Child’s play: College students learn toddlers’ language
Human Development and psychology are among the University’s most heavily enrolled majors. Assistant Prof. Jennifer Zapf calls upon a select group of these students each semester to serve as research assistants.
The students are helping with Zapf’s Language Learning Lab at UW-Green Bay. They work with children ages 18 months through 3 years to study toddlers and language development.
“Our students are so excited,” Zapf says. “They’re seeing the same things in these 2-year-olds — that children understand way more than they can say — that they’ve been reading about in their courses.”
The Language Learning Lab is currently looking for local parents interested in having their children participate in the study. (See news release.) Parents who volunteer are asked to make a single trip to the University for a 30- to 45-minute session in which the parent will gently guide his or her child through a few simple play exercises. The session is observed and documented by a University researcher. Each child receives a toy or book as a small gift.
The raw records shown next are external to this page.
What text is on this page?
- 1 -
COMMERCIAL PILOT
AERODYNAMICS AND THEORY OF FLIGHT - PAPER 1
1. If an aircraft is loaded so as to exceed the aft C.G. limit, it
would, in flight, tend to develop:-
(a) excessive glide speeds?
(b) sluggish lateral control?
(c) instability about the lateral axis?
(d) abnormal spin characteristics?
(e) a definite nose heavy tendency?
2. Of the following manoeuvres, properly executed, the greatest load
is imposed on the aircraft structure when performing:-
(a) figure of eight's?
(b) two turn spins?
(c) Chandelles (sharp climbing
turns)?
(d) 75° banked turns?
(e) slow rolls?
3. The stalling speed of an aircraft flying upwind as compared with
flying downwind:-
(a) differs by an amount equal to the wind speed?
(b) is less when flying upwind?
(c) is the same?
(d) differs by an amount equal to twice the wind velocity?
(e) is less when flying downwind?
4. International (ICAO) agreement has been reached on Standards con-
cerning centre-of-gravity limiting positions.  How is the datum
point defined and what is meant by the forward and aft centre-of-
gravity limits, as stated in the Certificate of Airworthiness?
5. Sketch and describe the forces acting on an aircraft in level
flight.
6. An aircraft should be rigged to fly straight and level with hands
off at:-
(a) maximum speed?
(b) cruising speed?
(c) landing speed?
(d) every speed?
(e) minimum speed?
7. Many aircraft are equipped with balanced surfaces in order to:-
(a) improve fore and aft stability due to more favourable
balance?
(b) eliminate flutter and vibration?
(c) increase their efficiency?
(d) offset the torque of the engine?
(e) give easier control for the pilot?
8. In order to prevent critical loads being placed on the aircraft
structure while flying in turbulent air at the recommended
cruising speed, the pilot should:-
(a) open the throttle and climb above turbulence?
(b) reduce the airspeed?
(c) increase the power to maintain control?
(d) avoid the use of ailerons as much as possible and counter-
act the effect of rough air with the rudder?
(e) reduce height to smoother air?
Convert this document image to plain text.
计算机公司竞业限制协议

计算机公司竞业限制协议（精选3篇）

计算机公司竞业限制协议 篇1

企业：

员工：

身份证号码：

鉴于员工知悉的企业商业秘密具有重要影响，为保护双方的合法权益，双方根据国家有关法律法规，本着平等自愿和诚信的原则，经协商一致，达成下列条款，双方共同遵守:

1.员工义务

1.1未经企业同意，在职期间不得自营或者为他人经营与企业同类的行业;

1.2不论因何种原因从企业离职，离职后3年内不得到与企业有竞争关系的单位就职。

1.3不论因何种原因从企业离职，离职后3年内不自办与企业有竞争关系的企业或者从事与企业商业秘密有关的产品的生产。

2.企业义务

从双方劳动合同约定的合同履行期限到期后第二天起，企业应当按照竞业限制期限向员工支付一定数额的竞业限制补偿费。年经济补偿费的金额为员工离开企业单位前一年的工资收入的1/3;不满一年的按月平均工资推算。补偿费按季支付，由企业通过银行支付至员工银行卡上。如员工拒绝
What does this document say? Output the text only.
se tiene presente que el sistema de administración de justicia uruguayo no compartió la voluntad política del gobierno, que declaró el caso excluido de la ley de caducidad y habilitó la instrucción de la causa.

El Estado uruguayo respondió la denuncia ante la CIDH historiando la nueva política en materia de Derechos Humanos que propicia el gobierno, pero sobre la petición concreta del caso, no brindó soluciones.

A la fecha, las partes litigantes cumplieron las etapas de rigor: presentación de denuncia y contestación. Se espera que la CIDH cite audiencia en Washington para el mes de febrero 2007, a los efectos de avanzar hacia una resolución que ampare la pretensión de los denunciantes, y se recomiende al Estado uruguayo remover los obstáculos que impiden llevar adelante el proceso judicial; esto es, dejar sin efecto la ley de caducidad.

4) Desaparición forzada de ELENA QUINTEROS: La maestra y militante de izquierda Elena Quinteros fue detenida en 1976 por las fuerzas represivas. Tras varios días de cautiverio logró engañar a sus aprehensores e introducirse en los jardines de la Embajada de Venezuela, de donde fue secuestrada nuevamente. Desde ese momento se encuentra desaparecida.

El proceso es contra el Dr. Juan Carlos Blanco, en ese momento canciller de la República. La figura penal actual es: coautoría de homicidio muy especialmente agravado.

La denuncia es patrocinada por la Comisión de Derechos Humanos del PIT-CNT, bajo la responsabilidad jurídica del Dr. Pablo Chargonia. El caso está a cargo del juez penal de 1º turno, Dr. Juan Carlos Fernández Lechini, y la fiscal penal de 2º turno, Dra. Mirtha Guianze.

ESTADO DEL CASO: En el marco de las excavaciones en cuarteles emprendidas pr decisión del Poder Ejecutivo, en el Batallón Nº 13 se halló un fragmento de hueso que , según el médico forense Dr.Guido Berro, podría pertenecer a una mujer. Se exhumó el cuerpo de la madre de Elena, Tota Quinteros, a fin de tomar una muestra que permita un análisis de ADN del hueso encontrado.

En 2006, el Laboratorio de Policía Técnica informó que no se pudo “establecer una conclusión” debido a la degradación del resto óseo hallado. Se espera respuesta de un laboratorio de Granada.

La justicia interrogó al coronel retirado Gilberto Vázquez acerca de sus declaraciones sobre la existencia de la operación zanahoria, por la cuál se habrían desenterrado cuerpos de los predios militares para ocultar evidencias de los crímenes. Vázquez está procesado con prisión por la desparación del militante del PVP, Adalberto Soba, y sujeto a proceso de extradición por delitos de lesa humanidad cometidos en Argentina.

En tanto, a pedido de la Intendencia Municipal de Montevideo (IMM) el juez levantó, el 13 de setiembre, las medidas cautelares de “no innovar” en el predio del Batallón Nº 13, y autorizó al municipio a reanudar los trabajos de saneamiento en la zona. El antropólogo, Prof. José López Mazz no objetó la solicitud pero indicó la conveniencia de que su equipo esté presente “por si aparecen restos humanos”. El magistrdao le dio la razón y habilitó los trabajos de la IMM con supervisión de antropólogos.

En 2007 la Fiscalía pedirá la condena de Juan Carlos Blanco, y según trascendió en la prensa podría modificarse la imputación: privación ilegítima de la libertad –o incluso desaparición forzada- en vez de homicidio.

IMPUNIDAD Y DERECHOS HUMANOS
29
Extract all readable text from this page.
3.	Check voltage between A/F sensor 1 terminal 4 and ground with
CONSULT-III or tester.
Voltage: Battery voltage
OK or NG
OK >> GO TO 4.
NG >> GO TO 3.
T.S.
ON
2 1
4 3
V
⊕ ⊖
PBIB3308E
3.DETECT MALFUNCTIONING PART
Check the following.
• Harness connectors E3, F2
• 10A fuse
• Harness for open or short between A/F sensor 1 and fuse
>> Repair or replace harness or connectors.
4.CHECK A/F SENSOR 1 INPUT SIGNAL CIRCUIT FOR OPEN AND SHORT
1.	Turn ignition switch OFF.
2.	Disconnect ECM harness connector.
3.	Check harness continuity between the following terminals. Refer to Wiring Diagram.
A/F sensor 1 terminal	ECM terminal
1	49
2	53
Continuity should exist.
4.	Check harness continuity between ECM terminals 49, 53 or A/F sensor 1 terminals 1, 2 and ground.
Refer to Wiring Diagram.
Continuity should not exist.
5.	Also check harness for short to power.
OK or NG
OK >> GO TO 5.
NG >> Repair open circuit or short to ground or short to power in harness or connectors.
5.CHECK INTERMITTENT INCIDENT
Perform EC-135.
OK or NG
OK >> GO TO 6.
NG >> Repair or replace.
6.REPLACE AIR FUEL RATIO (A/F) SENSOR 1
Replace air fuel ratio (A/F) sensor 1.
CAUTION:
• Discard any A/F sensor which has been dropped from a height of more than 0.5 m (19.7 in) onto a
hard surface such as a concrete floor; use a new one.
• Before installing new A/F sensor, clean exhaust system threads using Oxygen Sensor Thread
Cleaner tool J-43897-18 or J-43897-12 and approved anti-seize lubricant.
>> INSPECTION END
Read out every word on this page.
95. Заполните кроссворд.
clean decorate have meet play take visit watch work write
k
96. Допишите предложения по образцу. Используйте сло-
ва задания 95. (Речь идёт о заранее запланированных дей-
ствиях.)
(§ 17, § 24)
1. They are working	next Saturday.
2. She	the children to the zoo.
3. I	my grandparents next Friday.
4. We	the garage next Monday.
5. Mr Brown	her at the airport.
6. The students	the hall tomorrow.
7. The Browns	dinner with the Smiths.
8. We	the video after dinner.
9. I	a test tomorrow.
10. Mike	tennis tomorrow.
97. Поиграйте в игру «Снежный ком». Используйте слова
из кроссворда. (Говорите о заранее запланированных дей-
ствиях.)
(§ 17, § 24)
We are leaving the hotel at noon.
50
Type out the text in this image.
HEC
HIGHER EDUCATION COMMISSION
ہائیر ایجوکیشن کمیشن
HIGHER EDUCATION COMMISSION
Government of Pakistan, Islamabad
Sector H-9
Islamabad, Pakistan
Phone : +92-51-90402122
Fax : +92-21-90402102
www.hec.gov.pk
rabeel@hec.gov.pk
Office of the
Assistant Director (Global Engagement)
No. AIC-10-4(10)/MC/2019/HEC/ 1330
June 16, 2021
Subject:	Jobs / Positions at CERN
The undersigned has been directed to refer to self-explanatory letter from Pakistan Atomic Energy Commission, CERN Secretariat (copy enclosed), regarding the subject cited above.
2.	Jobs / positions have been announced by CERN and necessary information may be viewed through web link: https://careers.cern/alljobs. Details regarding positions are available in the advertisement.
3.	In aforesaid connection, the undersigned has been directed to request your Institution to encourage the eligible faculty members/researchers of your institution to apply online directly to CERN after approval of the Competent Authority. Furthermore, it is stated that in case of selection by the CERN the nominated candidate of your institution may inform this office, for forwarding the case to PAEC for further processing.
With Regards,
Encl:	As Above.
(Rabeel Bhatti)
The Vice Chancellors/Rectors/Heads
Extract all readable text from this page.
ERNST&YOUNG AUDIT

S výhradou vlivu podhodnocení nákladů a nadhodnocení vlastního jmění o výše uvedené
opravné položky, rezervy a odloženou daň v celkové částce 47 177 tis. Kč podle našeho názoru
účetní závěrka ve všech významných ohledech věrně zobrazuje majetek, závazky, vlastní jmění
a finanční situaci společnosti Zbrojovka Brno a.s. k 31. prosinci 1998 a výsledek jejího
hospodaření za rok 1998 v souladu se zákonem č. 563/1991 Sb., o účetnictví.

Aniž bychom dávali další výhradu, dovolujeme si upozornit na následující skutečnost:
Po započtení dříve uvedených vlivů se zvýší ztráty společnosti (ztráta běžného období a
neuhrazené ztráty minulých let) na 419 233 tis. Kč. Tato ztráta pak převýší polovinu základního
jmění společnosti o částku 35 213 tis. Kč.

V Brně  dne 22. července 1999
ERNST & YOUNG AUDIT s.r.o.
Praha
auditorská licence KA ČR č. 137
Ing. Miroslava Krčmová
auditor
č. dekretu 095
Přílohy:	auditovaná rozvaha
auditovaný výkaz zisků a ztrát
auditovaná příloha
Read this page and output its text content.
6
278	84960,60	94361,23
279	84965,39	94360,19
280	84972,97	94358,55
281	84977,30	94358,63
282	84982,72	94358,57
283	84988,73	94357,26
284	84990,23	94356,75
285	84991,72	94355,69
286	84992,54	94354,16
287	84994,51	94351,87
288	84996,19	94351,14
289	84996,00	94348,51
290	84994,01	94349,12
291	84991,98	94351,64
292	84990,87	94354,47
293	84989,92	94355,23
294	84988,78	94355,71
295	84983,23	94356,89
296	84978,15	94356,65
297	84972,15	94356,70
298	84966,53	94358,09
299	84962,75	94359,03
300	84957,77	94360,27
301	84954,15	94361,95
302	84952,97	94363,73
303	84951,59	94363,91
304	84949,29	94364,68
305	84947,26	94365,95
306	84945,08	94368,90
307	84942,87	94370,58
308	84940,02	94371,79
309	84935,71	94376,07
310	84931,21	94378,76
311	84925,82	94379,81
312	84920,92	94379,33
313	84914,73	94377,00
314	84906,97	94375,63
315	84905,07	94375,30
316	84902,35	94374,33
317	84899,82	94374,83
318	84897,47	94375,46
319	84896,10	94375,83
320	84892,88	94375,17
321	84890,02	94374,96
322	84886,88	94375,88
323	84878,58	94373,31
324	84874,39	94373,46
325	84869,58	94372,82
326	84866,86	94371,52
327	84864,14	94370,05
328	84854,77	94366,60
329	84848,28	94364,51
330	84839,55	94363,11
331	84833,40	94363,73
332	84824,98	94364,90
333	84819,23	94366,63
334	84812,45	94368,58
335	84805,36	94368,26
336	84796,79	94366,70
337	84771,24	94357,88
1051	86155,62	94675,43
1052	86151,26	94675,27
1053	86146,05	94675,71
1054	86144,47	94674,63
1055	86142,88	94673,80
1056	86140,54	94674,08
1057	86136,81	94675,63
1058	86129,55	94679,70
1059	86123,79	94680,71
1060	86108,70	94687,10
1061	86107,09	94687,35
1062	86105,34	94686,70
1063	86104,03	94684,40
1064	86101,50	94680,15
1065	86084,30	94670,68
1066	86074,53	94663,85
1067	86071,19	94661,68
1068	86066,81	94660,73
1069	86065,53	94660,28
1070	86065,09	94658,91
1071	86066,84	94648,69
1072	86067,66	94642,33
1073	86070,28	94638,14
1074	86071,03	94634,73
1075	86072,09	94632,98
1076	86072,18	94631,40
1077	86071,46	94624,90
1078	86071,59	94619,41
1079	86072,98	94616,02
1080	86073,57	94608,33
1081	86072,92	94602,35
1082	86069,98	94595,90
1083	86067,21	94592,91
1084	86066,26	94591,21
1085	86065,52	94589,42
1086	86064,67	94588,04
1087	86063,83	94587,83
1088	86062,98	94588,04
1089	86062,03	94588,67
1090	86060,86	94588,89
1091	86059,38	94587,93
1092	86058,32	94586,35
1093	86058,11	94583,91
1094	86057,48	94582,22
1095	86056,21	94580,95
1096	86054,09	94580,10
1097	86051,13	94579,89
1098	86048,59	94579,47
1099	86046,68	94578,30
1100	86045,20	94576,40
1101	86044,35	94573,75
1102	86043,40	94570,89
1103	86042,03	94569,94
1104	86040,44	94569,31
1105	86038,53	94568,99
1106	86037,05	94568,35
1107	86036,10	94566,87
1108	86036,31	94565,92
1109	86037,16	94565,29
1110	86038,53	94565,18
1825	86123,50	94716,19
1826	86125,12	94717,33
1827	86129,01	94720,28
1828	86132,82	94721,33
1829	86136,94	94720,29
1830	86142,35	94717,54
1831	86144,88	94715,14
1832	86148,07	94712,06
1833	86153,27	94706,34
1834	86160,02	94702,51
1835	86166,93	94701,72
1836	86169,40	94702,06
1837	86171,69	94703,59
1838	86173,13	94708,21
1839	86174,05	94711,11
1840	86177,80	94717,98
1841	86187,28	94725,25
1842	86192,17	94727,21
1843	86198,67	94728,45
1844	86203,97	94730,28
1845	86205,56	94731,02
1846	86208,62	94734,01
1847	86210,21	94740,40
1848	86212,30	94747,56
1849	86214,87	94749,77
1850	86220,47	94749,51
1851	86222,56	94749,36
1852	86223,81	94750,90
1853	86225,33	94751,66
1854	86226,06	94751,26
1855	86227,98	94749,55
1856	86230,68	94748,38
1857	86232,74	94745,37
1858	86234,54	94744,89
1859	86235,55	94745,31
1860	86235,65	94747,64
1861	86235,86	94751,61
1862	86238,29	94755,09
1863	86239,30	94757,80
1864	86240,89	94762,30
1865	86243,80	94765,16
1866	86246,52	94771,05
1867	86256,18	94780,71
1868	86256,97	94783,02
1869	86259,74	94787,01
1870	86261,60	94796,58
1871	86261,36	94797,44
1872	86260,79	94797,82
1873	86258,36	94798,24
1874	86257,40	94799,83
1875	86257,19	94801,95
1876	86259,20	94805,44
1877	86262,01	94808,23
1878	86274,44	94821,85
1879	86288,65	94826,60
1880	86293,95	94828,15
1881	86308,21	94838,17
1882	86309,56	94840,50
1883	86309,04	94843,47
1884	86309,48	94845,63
Zapf (shown above, center, with last year’s student volunteers) says the Language Learning Lab, now in its second full year of operation, has allowed her and her student assistants to make significant observations about toddlers’ abilities to learn words and grammar.
“Our understanding of early language development continues to grow,” she says. Zapf joined the UW-Green Bay Human Development faculty in 2007 from Indiana University, where she assisted with IU’s nationally renowned cognitive development laboratory.